La vida padre | Crítica

Freud era de Bilbao

Enric Auquer y Karra Elejalde en una imagen del filme.

Enric Auquer y Karra Elejalde en una imagen del filme.

Con el tono y los mimbres de la comedia clásica urdidos por el veterano Joaquín Oristrell y la ciudad de Bilbao como gran escenario de film-commission a mitad de camino entre la memoria de la era industrial y decadente y un presente modernizado y turístico, La vida padre se lanza al enredo edípico con la alta cocina como marco paródico y un estupendo Karra Elejalde en modo libre como principal espectáculo.

Un puñado de chascarrillos a costa de la monarquía, los catalanes, el terrorismo o la deriva hidrogenada y caramelizada de la nueva cocina ponen el contexto sociológico a una trama que se conjuga en el regreso de un padre amnésico, otrora gran maestro de los fogones, al que fuera su exitoso restaurante en 1990, ahora remozado y regentado por su hijo a golpe de sofisticación, espumas de erizo y diseño.

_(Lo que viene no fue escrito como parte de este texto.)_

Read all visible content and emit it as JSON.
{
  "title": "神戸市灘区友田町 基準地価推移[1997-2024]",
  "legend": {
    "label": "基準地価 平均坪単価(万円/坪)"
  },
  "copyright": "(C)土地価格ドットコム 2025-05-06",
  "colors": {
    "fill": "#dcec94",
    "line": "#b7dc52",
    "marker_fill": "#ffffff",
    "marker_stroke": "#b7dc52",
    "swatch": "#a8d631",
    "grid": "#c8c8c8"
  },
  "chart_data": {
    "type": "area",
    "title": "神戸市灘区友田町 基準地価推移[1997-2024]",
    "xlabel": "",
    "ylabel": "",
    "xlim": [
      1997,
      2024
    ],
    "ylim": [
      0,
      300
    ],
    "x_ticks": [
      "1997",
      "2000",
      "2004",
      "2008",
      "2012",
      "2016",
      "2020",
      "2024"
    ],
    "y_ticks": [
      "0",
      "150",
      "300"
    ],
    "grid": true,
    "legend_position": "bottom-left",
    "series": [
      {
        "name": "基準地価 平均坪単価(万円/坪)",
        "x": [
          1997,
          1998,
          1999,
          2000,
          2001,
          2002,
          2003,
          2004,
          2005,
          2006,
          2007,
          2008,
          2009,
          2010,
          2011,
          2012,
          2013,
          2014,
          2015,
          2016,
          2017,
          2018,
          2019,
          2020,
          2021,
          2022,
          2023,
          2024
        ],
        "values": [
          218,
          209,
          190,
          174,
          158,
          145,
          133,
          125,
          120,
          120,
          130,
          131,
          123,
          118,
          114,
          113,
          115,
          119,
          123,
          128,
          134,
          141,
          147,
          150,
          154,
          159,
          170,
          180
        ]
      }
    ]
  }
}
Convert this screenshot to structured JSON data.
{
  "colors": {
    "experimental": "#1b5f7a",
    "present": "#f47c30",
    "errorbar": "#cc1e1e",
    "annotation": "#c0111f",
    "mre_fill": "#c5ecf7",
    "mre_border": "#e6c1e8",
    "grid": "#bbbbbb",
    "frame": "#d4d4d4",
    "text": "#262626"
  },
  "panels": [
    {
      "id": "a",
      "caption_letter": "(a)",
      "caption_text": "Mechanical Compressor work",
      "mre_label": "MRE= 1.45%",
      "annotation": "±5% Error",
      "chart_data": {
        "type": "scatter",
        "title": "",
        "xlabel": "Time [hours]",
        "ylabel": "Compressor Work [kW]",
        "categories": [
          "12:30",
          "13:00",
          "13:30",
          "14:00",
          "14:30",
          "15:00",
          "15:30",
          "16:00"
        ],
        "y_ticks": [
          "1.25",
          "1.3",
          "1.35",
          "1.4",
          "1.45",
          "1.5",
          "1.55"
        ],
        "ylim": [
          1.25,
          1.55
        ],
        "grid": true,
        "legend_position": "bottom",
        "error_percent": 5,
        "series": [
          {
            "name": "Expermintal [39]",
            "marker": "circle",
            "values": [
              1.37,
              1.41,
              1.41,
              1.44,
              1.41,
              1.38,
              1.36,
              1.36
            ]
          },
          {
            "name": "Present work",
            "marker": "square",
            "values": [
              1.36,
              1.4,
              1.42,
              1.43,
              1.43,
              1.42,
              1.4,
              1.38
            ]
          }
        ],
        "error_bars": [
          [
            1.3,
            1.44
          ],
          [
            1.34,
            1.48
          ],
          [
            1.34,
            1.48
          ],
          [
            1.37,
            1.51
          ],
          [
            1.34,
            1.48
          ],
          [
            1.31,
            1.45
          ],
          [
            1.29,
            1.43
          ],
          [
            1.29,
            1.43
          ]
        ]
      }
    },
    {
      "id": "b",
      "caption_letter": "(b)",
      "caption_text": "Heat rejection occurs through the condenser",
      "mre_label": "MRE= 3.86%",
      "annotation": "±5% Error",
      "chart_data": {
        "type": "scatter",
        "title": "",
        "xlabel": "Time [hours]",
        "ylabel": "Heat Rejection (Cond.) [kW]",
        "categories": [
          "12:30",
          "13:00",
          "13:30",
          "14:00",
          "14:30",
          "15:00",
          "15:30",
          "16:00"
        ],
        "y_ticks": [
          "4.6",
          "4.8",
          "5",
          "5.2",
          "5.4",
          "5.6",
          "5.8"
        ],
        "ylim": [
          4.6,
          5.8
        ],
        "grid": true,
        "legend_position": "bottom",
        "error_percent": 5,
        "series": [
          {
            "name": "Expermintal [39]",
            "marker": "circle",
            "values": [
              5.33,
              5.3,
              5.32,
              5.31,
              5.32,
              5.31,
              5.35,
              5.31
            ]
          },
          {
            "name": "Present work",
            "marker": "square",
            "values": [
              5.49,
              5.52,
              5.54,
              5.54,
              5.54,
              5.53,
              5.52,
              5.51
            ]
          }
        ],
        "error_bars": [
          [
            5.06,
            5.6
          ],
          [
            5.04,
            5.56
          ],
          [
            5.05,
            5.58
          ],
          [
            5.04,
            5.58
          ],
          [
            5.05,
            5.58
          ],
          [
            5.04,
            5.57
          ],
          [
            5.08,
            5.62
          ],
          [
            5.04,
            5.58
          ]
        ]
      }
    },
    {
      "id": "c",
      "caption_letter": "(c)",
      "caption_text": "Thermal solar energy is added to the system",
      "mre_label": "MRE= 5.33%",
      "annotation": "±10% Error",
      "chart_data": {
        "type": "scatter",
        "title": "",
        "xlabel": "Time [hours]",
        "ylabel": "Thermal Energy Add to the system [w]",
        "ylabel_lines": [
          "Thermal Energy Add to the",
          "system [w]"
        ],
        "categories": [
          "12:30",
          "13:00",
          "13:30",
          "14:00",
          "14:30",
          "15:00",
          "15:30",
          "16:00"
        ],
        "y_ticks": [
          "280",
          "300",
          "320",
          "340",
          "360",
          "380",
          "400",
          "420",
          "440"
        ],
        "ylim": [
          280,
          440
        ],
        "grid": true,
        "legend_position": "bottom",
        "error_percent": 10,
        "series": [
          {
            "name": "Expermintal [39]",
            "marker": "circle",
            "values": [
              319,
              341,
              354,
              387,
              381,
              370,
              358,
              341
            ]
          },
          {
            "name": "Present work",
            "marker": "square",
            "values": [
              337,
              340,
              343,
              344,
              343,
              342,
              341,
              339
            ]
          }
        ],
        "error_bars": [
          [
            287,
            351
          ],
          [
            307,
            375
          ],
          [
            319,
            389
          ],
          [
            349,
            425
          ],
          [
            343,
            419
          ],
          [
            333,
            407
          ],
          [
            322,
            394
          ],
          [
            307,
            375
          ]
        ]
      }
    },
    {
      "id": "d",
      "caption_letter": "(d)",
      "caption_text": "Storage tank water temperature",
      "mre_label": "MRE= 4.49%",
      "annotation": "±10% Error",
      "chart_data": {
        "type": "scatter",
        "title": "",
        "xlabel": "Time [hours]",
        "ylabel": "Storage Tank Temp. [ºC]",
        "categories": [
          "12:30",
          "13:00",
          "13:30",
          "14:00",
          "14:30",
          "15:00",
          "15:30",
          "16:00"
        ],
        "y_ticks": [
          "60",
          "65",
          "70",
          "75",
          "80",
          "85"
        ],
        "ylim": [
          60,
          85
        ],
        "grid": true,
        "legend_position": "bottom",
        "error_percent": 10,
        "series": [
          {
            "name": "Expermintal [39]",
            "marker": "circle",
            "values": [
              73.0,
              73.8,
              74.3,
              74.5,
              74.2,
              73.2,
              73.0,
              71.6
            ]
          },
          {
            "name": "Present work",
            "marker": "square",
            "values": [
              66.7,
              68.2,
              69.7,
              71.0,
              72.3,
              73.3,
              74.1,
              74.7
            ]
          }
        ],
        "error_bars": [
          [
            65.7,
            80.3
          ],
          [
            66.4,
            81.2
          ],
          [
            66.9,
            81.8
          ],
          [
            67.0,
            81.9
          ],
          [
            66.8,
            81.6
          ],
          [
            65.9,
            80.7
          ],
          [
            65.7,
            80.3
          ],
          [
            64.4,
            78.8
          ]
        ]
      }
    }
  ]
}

Mazón sujeta bien el armazón, libera muchos gags en los diálogos y las réplicas, introduce a una doctora hawksiana (Montaner) para abrir la inevitable trama romántica y deja que Elejalde y Auquer, este último no tan cómodo en el registro cómico, jueguen al ping-pong de los reproches, los equívocos sexuales y las recetas secretas mientras se dirime, ya en un último tercio menos interesante, el verdadero trasfondo sentimental de la propuesta, a saber, una reconciliación paterno-filial que es también el abrazo entre la memoria de una vieja ciudad y las tradiciones y la aceptación de su flamante, aseado y rentable aspecto actual.